Over the next three years, subject to required approvals, we expect to complete $13 billion of projects that are currently in advanced stages of development. They include the Gulf Coast Project, Keystone XL, the Keystone Hardisty Terminal, the initial phase of the Grand Rapids Pipeline, the Heartland Pipeline and TC Terminals projects, the Tamazunchale Pipeline Extension, the acquisition of nine Ontario Solar projects and ongoing expansion of the NGTL System.

We have also commercially secured an additional $13 billion of long-life, contracted energy infrastructure projects that are expected to be placed into service in 2016 and beyond. They include the Coastal GasLink and Prince Rupert Gas Transmission projects that would move natural gas to Canada's West Coast for liquefaction and shipment to Asian markets, the Topolobampo and Mazatlan Gas Pipeline projects in Mexico, completion of the Grand Rapids and Northern Courier oil pipeline projects in Northern Alberta, and the Napanee Generating Station in Eastern Ontario. TransCanada expects these projects to generate predictable, sustained earnings and cash flow.

Highlights

(All financial figures are unaudited and in Canadian dollars unless noted otherwise)

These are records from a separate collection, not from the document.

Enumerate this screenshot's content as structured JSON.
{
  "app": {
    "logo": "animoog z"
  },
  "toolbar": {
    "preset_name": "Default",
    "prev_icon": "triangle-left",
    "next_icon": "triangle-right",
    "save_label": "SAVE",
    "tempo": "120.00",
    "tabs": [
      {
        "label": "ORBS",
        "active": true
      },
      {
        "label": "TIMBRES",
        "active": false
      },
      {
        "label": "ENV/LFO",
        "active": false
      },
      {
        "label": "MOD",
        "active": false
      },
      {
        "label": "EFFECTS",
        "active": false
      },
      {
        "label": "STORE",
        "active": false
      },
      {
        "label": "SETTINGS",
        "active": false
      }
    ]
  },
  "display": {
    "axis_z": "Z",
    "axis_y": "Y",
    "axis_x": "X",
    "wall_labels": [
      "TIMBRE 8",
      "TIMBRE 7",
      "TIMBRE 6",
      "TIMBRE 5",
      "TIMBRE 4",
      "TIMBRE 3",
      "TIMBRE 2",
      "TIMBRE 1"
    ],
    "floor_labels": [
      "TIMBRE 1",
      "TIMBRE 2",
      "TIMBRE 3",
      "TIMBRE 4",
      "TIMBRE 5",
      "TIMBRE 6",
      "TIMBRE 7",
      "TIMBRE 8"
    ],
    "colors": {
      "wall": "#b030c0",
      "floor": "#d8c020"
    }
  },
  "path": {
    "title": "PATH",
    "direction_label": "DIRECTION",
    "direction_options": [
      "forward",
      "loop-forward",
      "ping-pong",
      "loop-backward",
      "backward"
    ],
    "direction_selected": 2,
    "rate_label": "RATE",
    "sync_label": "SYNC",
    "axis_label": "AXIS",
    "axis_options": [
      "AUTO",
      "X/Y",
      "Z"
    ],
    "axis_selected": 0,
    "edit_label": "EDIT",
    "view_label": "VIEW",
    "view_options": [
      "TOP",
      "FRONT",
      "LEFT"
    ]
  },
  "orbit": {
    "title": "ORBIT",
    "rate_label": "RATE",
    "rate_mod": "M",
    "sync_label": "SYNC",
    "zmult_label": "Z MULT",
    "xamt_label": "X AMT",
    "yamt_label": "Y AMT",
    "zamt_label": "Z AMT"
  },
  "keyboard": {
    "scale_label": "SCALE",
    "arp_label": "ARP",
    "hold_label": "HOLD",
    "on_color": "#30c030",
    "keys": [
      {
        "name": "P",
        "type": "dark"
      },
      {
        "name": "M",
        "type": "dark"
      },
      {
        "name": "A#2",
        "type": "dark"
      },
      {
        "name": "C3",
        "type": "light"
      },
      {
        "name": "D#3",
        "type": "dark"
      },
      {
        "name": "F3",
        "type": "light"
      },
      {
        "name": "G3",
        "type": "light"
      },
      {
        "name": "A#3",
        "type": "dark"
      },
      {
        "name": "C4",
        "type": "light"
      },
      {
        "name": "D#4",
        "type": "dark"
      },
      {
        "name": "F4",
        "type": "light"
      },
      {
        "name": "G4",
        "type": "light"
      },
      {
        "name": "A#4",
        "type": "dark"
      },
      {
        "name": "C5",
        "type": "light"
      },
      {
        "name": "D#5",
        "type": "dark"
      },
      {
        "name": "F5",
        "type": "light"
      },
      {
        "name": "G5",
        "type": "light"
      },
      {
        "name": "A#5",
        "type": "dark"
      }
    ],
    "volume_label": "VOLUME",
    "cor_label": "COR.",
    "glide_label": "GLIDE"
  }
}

  • Second quarter financial results
    • Net income attributable to common shares of $365 million or $0.52 per share
    • Comparable earnings of $357 million or $0.51 per share
    • Comparable earnings before interest, taxes, depreciation and amortization (EBITDA) of $1.1 billion
    • Funds generated from operations of $955 million
  • Declared a quarterly dividend of $0.46 per common share for the quarter ending September 30
  • Construction on the US$2.3 billion Gulf Coast Project, excluding the Houston Lateral, is now 85 per cent complete
  • Comment period on the U.S. Department of State (DOS) Draft Supplemental Environmental Impact Statement for the Keystone XL Pipeline closed on April 22
  • Concluded Energy East open season to obtain firm commitments for a pipeline to transport crude oil from western receipt points to eastern Canadian markets
  • For the first time in two decades, Bruce Power is operating as an eight unit site with the return of Unit 4 on April 13 and the recent restart of Units 1 and 2
  • Acquired the first of nine Ontario Solar projects for $55 million on June 28
  • Sold a 45 per cent interest in each of GTN and Bison to TC PipeLines, LP for US$1.05 billion on July 2

Comparable earnings for second quarter 2013 were $357 million or $0.51 per share compared to $300 million or $0.43 per share for the same period in 2012. Higher earnings from the Canadian Mainline, Western Power, Bruce Power and U.S. Power were partially offset by lower contributions from U.S. Natural Gas Pipelines.

Net income attributable to common shares for second quarter 2013 was $365 million or $0.52 per share compared to $272 million or $0.39 per share in second quarter 2012.

Notable recent developments in Oil Pipelines, Natural Gas Pipelines, Energy and Corporate include:

Oil Pipelines:

  • Gulf Coast Project: We are constructing a 36-inch pipeline from Cushing, Oklahoma to the U.S. Gulf Coast and expect to begin delivering crude oil to Port Arthur, Texas at the end of 2013. Construction is approximately 85 per cent complete and we estimate the cost of the Cushing to Port Arthur facilities to be US$2.3 billion.

    Construction of the 76 kilometre (km) (47 mile) Houston Lateral pipeline to transport crude oil to Houston refineries is expected to be complete in 2014 at a cost of US$300 million.

    The Gulf Coast Project will have a capacity of up to 700,000 barrels per day (bbl/d).
  • Keystone XL: On March 1, 2013, the DOS released its Draft Supplemental Environmental Impact Statement for the Keystone XL Pipeline. The impact statement reaffirmed that construction of the proposed pipeline from the U.S./Canada border in Montana to Steele City, Nebraska would not result in any significant impact to the environment. The DOS continues to review submissions on the impact statement that it received during a public comment period that ended on April 22, 2013. Once the DOS has completed its review, it is anticipated it will issue a Final Supplemental Environmental Impact Statement and then consult with other government agencies and provide an additional opportunity for the public to comment during a National Interest Determination period of up to 90 days, before making a decision on our Presidential Permit application.

    We anticipate the pipeline to be in service approximately two years following the receipt of the Presidential Permit. The US$5.3 billion cost estimate will increase depending on the timing of the permit. As of June 30, 2013, we had invested US$1.9 billion in the project.
  • Energy East Pipeline: On June 17, 2013, we concluded an open season to obtain firm commitments for a pipeline to transport up to 850,000 bbl/d of crude oil from western receipt points to eastern Canadian markets and are currently reviewing the results.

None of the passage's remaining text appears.